Rosa Montero me cuenta en este libro que "una de las cosas buenas que fui descubriendo con los años es que ser raro no es nada raro, contra lo que la palabra parece indicar. De hecho, lo verdaderamente raro es ser normal. [...] la normalidad no existe. Porque el concepto de lo normal es una construcción estadística que se deriva de lo más frecuente. En primer lugar, que un rasgo sea menos frecuente no implica una anormalidad patológica, como, por ejemplo, ser zurdo (solo hay entre un 10 y un 17 % de zurdos en el mundo); pero es que, además, como el modelo ideal de individuo normal está confeccionado con la media estadística de una pluralidad de registros, no debe de haber ni una sola persona en el planeta que atine un pleno en el conjunto de valores. Todos guardamos en el fondo de nuestro corazón alguna divergencia. Todos somos rarunos, aunque, eso sí, algunos más que otros". El caso, pues, es que hasta los cuerdos somos raros y yo hay veces que me siento muy muy rara.

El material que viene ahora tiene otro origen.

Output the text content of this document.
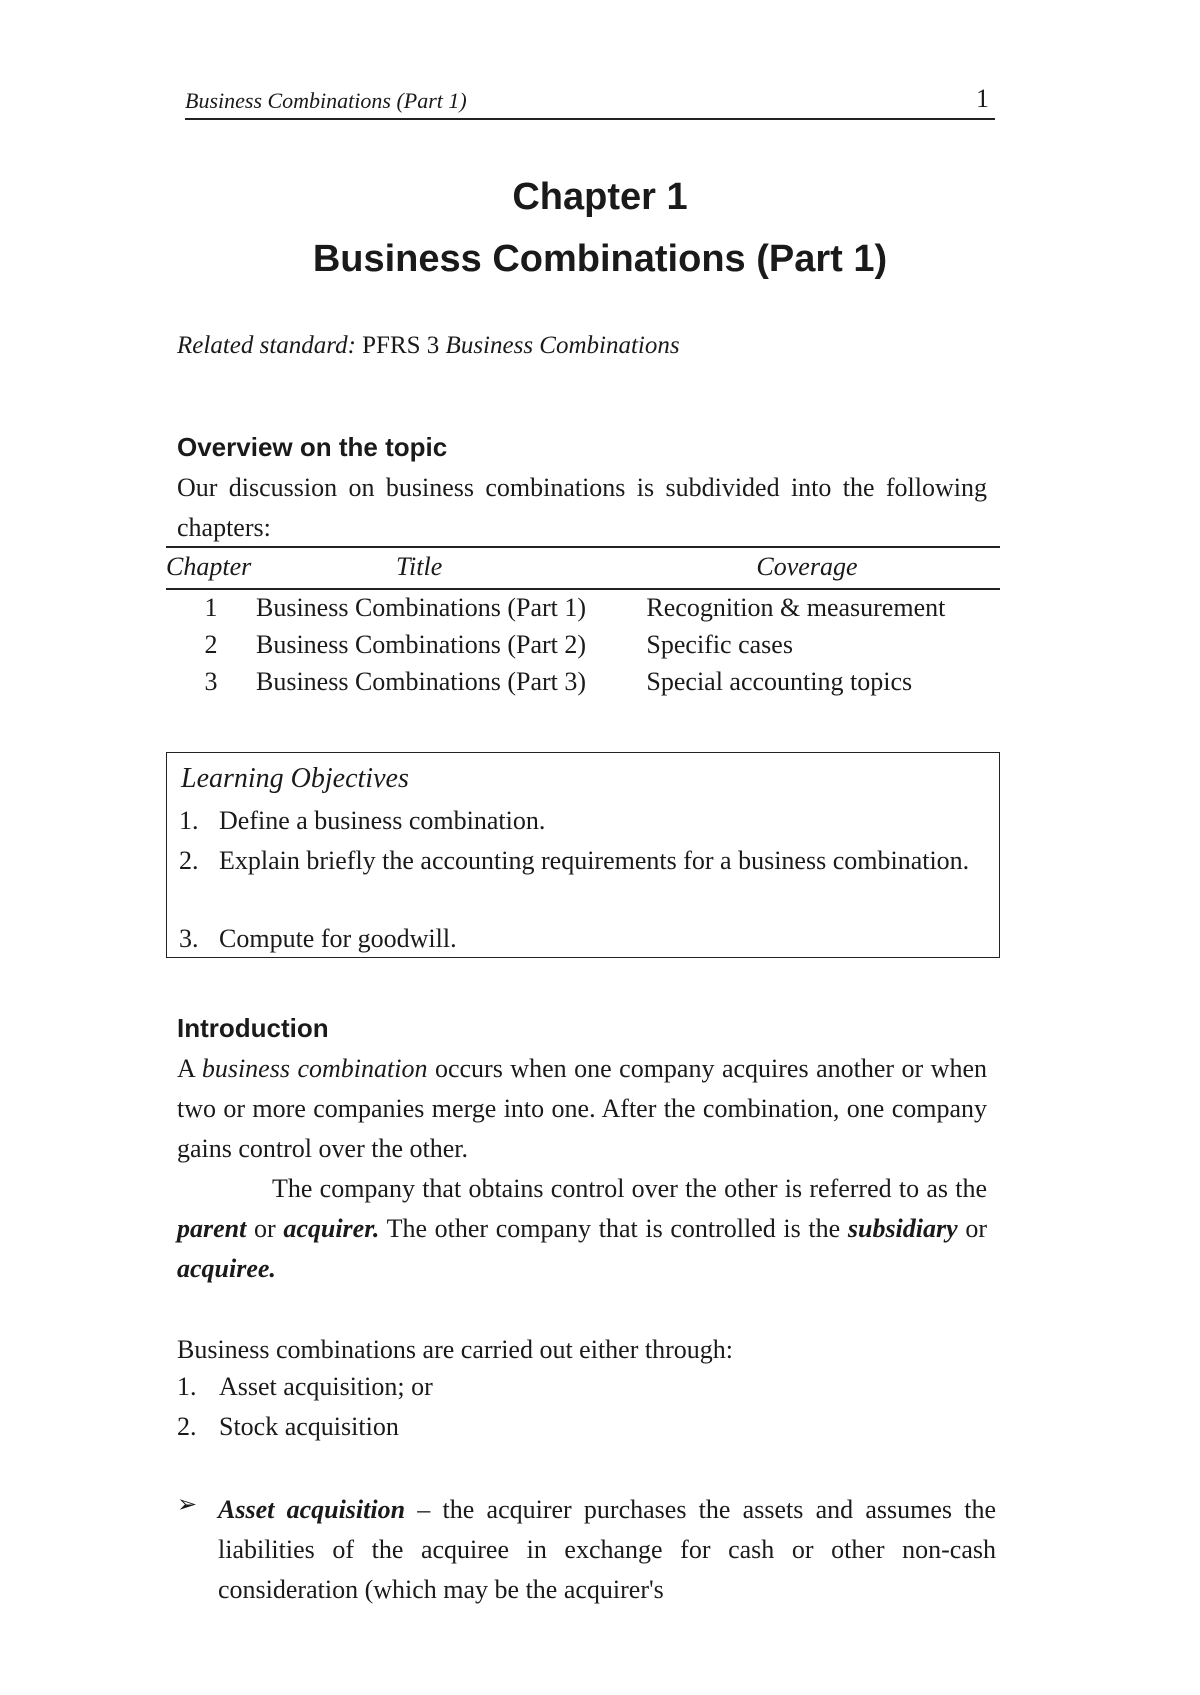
Business Combinations (Part 1)	1
Chapter 1
Business Combinations (Part 1)
Related standard: PFRS 3 Business Combinations
Overview on the topic
Our discussion on business combinations is subdivided into the following chapters:
Chapter	Title	Coverage
1	Business Combinations (Part 1)	Recognition & measurement
2	Business Combinations (Part 2)	Specific cases
3	Business Combinations (Part 3)	Special accounting topics
Learning Objectives
1. Define a business combination.
2. Explain briefly the accounting requirements for a business combination.
3. Compute for goodwill.
Introduction
A business combination occurs when one company acquires another or when two or more companies merge into one. After the combination, one company gains control over the other.
The company that obtains control over the other is referred to as the parent or acquirer. The other company that is controlled is the subsidiary or acquiree.
Business combinations are carried out either through:
1. Asset acquisition; or
2. Stock acquisition
➢ Asset acquisition – the acquirer purchases the assets and assumes the liabilities of the acquiree in exchange for cash or other non-cash consideration (which may be the acquirer's
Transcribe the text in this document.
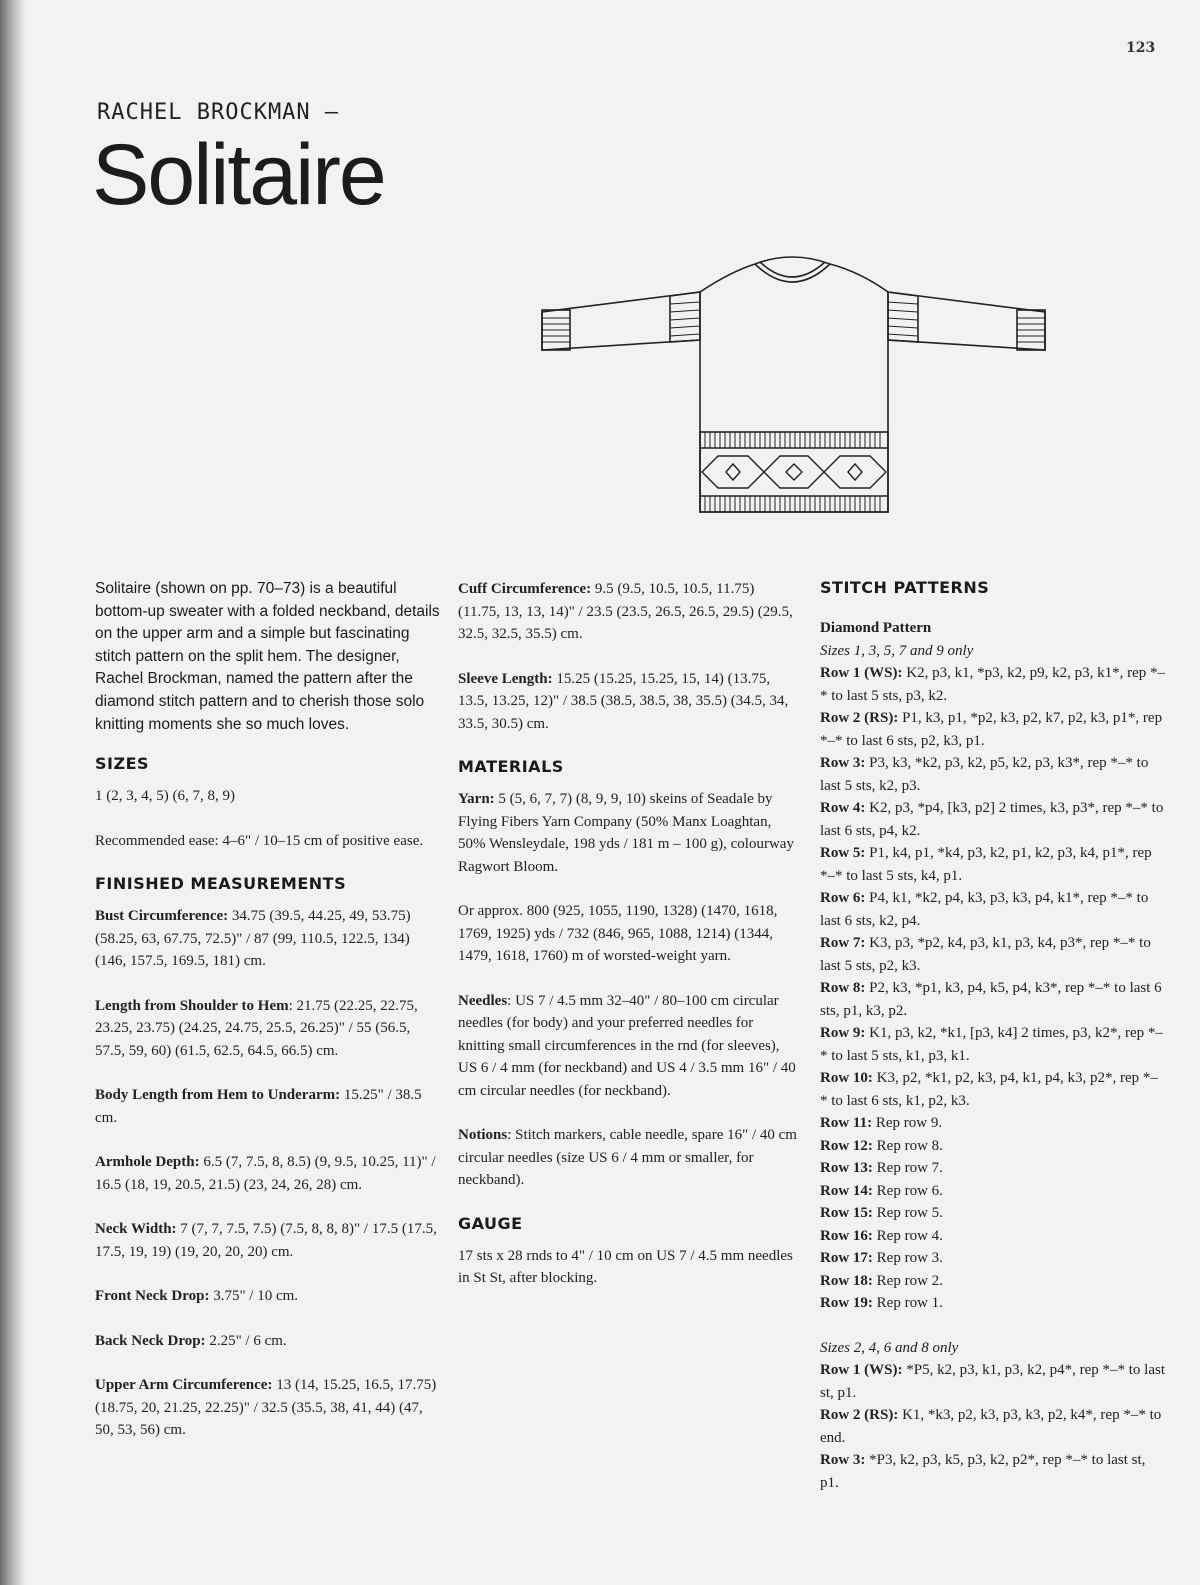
123
RACHEL BROCKMAN –
Solitaire

Solitaire (shown on pp. 70–73) is a beautiful bottom-up sweater with a folded neckband, details on the upper arm and a simple but fascinating stitch pattern on the split hem. The designer, Rachel Brockman, named the pattern after the diamond stitch pattern and to cherish those solo knitting moments she so much loves.

SIZES

1 (2, 3, 4, 5) (6, 7, 8, 9)

Recommended ease: 4–6" / 10–15 cm of positive ease.

FINISHED MEASUREMENTS

Bust Circumference: 34.75 (39.5, 44.25, 49, 53.75) (58.25, 63, 67.75, 72.5)" / 87 (99, 110.5, 122.5, 134) (146, 157.5, 169.5, 181) cm.

Length from Shoulder to Hem: 21.75 (22.25, 22.75, 23.25, 23.75) (24.25, 24.75, 25.5, 26.25)" / 55 (56.5, 57.5, 59, 60) (61.5, 62.5, 64.5, 66.5) cm.

Body Length from Hem to Underarm: 15.25" / 38.5 cm.

Armhole Depth: 6.5 (7, 7.5, 8, 8.5) (9, 9.5, 10.25, 11)" / 16.5 (18, 19, 20.5, 21.5) (23, 24, 26, 28) cm.

Neck Width: 7 (7, 7, 7.5, 7.5) (7.5, 8, 8, 8)" / 17.5 (17.5, 17.5, 19, 19) (19, 20, 20, 20) cm.

Front Neck Drop: 3.75" / 10 cm.

Back Neck Drop: 2.25" / 6 cm.

Upper Arm Circumference: 13 (14, 15.25, 16.5, 17.75) (18.75, 20, 21.25, 22.25)" / 32.5 (35.5, 38, 41, 44) (47, 50, 53, 56) cm.

Cuff Circumference: 9.5 (9.5, 10.5, 10.5, 11.75) (11.75, 13, 13, 14)" / 23.5 (23.5, 26.5, 26.5, 29.5) (29.5, 32.5, 32.5, 35.5) cm.

Sleeve Length: 15.25 (15.25, 15.25, 15, 14) (13.75, 13.5, 13.25, 12)" / 38.5 (38.5, 38.5, 38, 35.5) (34.5, 34, 33.5, 30.5) cm.

MATERIALS

Yarn: 5 (5, 6, 7, 7) (8, 9, 9, 10) skeins of Seadale by Flying Fibers Yarn Company (50% Manx Loaghtan, 50% Wensleydale, 198 yds / 181 m – 100 g), colourway Ragwort Bloom.

Or approx. 800 (925, 1055, 1190, 1328) (1470, 1618, 1769, 1925) yds / 732 (846, 965, 1088, 1214) (1344, 1479, 1618, 1760) m of worsted-weight yarn.

Needles: US 7 / 4.5 mm 32–40" / 80–100 cm circular needles (for body) and your preferred needles for knitting small circumferences in the rnd (for sleeves), US 6 / 4 mm (for neckband) and US 4 / 3.5 mm 16" / 40 cm circular needles (for neckband).

Notions: Stitch markers, cable needle, spare 16" / 40 cm circular needles (size US 6 / 4 mm or smaller, for neckband).

GAUGE

17 sts x 28 rnds to 4" / 10 cm on US 7 / 4.5 mm needles in St St, after blocking.

STITCH PATTERNS

Diamond Pattern

Sizes 1, 3, 5, 7 and 9 only

Row 1 (WS): K2, p3, k1, *p3, k2, p9, k2, p3, k1*, rep *–* to last 5 sts, p3, k2.

Row 2 (RS): P1, k3, p1, *p2, k3, p2, k7, p2, k3, p1*, rep *–* to last 6 sts, p2, k3, p1.

Row 3: P3, k3, *k2, p3, k2, p5, k2, p3, k3*, rep *–* to last 5 sts, k2, p3.

Row 4: K2, p3, *p4, [k3, p2] 2 times, k3, p3*, rep *–* to last 6 sts, p4, k2.

Row 5: P1, k4, p1, *k4, p3, k2, p1, k2, p3, k4, p1*, rep *–* to last 5 sts, k4, p1.

Row 6: P4, k1, *k2, p4, k3, p3, k3, p4, k1*, rep *–* to last 6 sts, k2, p4.

Row 7: K3, p3, *p2, k4, p3, k1, p3, k4, p3*, rep *–* to last 5 sts, p2, k3.

Row 8: P2, k3, *p1, k3, p4, k5, p4, k3*, rep *–* to last 6 sts, p1, k3, p2.

Row 9: K1, p3, k2, *k1, [p3, k4] 2 times, p3, k2*, rep *–* to last 5 sts, k1, p3, k1.

Row 10: K3, p2, *k1, p2, k3, p4, k1, p4, k3, p2*, rep *–* to last 6 sts, k1, p2, k3.

Row 11: Rep row 9.

Row 12: Rep row 8.

Row 13: Rep row 7.

Row 14: Rep row 6.

Row 15: Rep row 5.

Row 16: Rep row 4.

Row 17: Rep row 3.

Row 18: Rep row 2.

Row 19: Rep row 1.

Sizes 2, 4, 6 and 8 only

Row 1 (WS): *P5, k2, p3, k1, p3, k2, p4*, rep *–* to last st, p1.

Row 2 (RS): K1, *k3, p2, k3, p3, k3, p2, k4*, rep *–* to end.

Row 3: *P3, k2, p3, k5, p3, k2, p2*, rep *–* to last st, p1.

Lo que yo he ido descubriendo con los años es que allá cada uno con sus rarezas y que cada uno es friki a su manera, así como que, mientras esas rarezas no hagan daño a los demás ni le hagan daño a uno mismo, ni hay por qué esconderlas ni pasa nada porque se cultiven, menos aún si esas rarezas son fuente de felicidad. Así que allá yo con mis rarezas y allá que seguí barruntando cómo llegué de nuevo a esa sala de estar. Soy como una de esa especie de entomólogos de los que Rosa Montero me cuenta en un capítulo de este libro. Soy como uno de esos niños, de los que también me habla, a los que les es arrebatada tempranamente la infancia, solo que a mí, afortunadamente, no se me arrebató, aunque, eso sí, tristemente siempre he sido muy adulta. Pues bien, esos niños, para enfrentarse al dolor, sufren una especie de disociación, crean a un yo cuidador que piensa, que no siente, que les ayuda a anclarse a la adultez a la que acaban de aterrizar antes de tiempo evitando así que caigan al abismo. Así, mi yo doliente que no tiene de qué dolerse (todos tenemos de qué, pero lo que quiero decir es que no hay ningún dolor grave ni traumático en mí) continúa sumergida y disfrutando de la lectura, mientras que mi yo, más que cuidador, voy a decir pensante sigue dándole vueltas a cómo he llegado a esa sala de estar.

¡Bingo! La llamada. Ha sido la llamada. En El cuarto de atrás se produce una llamada similar, o que al menos a mi me recuerda a otra que me cuenta Rosa Montero. No me refiero a cuando el hombre de negro llama por teléfono al principio de la novela a C., es decir, a Carmen Martín Gaite, sino a un poco después, cuando vuelve a sonar el teléfono en la casa esta vez ya con el hombre de negro instalado en la sala de estar. ¡Hurra! Misterio resuelto. Me siento exultante con mi pequeña victoria.

Lo de decir que me siento exultante es una exageración por mi parte. No soy una persona que busque incansablemente momentos de euforia, lo cual dice poco a favor de mi locura, así como de mi creatividad. Tal vez estéis pensando que también dice bien poco a favor de mi felicidad, aunque yo no lo veo exactamente así. Como confiesa Rosa Montero haciendo alusión a unas palabras de Rigoberta Bandini, "es posible que los amantes de la intensidad [...] hayamos confundido la felicidad con la euforia". Como canta Dani Martín en su canción , apunto yo, "y queremos siempre rosas / y Venecia, Verona y París / y la vida es otra cosa". Pues bien, raruna como soy, no se me ocurre idea más cercana a la felicidad que saber estar en esa otra cosa que es en verdad la vida, lo cual no significa que siempre sepa estar, pues, como ya os he dicho, tengo tendencia a pensar demasiado.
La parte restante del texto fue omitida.